1. Uma Listinha para Futuras Vovós
Por Nurit Bensusan1
Algumas histórias da minha avó sobre como as coisas funcionavam na sua época
me surpreendiam. Minha favorita era a do advento da geladeira. Na verdade, a maioria
das histórias contava como era a vida sem coisas que hoje nos parecem bem básicas.
Eu já tenho uma listinha de coisas que acho que vão surpreender meus netos, se
eu chegar a conhecê-los. Esta lista é, entretanto, essencialmente diferente daquela da
minha avó. Ela certamente contém coisas da mesma natureza, como relatos de como é a
vida sem o computador, mas também coisas que acredito que estão se perdendo – para o
bem e para o mal.
Encabeça a minha lista, a meu ver para o bem, o desaparecimento da escrita,
assim manuscrita, com a mãozinha. Tenho certeza de que meus netos virão me pedir que
eu escreva alguma coisa pra eles com minha mão, pois eles saberão, quando muito,
digitar. Acho que falar será suficiente para que o computador escreva, pontue e até
traduza de um idioma para o outro.
No entanto, outros fatos irão surpreender mais. Imagino-me contando para eles
que havia uma geleira gigante de 275 quilômetros quadrados, e com uma frente que
media uns cinco quilômetros. Será que eles vão acreditar, em um mundo bem mais
aquecido, que havia algo como a geleira Perito Moreno, na Argentina? E uma floresta
tropical que cobria mais de 40% da extensão do Brasil? Onças-pintadas? Baleias?
Rinocerontes? Peixes-boi?
Outra surpresa para os meus futuros netos será a experiência do feijãozinho no
algodão. Quase todos nós fizemos essa experiência em algum momento da infância:
trata-se de colocar um grão de feijão em um algodão molhado, dentro de um recipiente, e
esperar a semente brotar. Como é bem possível que, no admirável mundo novo que nos
espera, os grãos de feijão não sejam sementes de feijão, essa tradicional experiência se
tornará lenda. Isso porque uma das novas tecnologias agrícolas, chamada “terminator”,
faz com que os grãos derivados das sementes compradas e plantadas não sejam
sementes – isto é, sejam estéreis.

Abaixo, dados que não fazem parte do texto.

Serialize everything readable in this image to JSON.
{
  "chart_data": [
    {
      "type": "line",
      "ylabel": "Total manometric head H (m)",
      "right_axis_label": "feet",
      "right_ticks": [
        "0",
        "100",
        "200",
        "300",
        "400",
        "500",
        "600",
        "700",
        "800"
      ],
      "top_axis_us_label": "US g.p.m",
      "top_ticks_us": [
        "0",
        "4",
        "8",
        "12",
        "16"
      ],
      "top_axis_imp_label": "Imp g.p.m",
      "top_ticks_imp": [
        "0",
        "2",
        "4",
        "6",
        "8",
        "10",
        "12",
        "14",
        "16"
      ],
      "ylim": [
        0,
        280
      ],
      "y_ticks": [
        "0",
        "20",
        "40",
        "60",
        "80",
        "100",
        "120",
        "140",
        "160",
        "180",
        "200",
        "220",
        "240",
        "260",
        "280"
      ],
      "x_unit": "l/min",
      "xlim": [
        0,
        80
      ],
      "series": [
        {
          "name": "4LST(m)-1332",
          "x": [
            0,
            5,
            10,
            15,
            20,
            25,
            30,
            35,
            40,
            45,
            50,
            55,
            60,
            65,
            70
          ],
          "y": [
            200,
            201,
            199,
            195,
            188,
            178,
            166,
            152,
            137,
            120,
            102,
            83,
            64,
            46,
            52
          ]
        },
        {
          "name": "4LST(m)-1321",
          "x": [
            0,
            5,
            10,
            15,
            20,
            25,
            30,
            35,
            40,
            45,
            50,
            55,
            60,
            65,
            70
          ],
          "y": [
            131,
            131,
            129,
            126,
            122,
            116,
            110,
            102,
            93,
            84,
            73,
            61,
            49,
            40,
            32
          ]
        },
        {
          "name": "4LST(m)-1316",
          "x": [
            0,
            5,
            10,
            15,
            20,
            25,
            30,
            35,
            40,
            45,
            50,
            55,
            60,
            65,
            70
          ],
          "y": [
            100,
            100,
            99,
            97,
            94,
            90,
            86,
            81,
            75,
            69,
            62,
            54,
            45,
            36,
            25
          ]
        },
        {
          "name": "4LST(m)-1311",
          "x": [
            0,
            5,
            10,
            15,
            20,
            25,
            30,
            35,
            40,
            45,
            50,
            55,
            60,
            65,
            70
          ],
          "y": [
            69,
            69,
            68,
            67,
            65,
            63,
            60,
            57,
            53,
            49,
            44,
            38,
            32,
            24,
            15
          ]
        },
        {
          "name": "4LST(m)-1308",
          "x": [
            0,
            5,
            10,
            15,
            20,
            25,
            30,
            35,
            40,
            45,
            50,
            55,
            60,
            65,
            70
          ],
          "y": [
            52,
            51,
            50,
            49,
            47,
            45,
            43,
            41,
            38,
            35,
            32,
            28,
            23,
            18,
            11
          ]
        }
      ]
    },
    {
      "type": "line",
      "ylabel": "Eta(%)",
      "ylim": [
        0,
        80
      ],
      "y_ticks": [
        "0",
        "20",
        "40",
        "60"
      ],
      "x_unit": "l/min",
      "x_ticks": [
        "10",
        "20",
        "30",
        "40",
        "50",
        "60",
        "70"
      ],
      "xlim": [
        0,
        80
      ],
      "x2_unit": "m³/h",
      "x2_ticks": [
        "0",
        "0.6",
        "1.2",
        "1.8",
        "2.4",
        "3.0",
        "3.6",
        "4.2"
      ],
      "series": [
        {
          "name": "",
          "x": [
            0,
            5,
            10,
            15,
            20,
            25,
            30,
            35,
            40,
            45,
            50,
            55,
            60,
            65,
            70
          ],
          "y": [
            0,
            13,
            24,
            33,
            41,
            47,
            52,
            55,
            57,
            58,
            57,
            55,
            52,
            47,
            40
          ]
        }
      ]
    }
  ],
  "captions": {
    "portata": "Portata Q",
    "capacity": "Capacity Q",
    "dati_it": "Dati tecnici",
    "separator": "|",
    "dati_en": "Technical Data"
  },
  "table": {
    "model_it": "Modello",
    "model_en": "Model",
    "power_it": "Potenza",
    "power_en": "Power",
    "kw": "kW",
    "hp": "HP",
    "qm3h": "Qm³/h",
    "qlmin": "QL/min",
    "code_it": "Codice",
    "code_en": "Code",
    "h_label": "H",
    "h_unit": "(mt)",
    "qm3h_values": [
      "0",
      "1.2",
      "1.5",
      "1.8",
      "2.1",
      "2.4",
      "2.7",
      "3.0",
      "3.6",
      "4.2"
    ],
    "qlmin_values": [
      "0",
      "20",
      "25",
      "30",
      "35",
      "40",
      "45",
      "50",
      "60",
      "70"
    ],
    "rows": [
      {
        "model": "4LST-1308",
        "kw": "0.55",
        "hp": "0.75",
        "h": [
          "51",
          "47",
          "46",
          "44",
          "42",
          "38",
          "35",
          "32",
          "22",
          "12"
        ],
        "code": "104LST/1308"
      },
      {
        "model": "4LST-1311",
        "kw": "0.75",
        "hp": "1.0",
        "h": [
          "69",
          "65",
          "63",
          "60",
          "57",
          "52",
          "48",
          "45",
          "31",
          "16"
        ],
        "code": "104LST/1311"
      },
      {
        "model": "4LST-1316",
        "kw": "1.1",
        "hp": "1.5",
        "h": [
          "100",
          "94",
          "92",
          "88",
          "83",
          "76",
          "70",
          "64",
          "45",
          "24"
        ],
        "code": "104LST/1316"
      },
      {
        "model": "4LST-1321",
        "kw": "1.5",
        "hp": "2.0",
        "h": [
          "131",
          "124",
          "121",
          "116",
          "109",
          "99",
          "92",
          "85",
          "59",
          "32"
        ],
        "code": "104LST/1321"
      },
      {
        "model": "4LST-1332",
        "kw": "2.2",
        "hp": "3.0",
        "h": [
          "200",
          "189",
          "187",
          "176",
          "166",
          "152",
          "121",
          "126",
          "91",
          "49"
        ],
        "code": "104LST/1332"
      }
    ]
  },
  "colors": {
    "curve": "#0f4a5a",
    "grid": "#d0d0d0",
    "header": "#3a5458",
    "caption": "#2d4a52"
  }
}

Dessa forma, o agricultor precisa comprar, a cada nova
safra, novas sementes.
Lamentavelmente, se continuarmos na mesma toada é provável que isso soe aos
ouvidos das futuras gerações como soavam para nós as histórias dos dinossauros. Ao
contrário de uma amiga que ficou furiosa quando seu neto perguntou se ela já havia
nascido quando os dinossauros existiam, teremos que admitir que um dia compartilhamos
este planeta com onças, baleias, florestas tropicais e geleiras e pouco fizemos para
mantê-las...
1 Extraído do livro “Meio Ambiente. E eu com isso? Editora Petrópolis.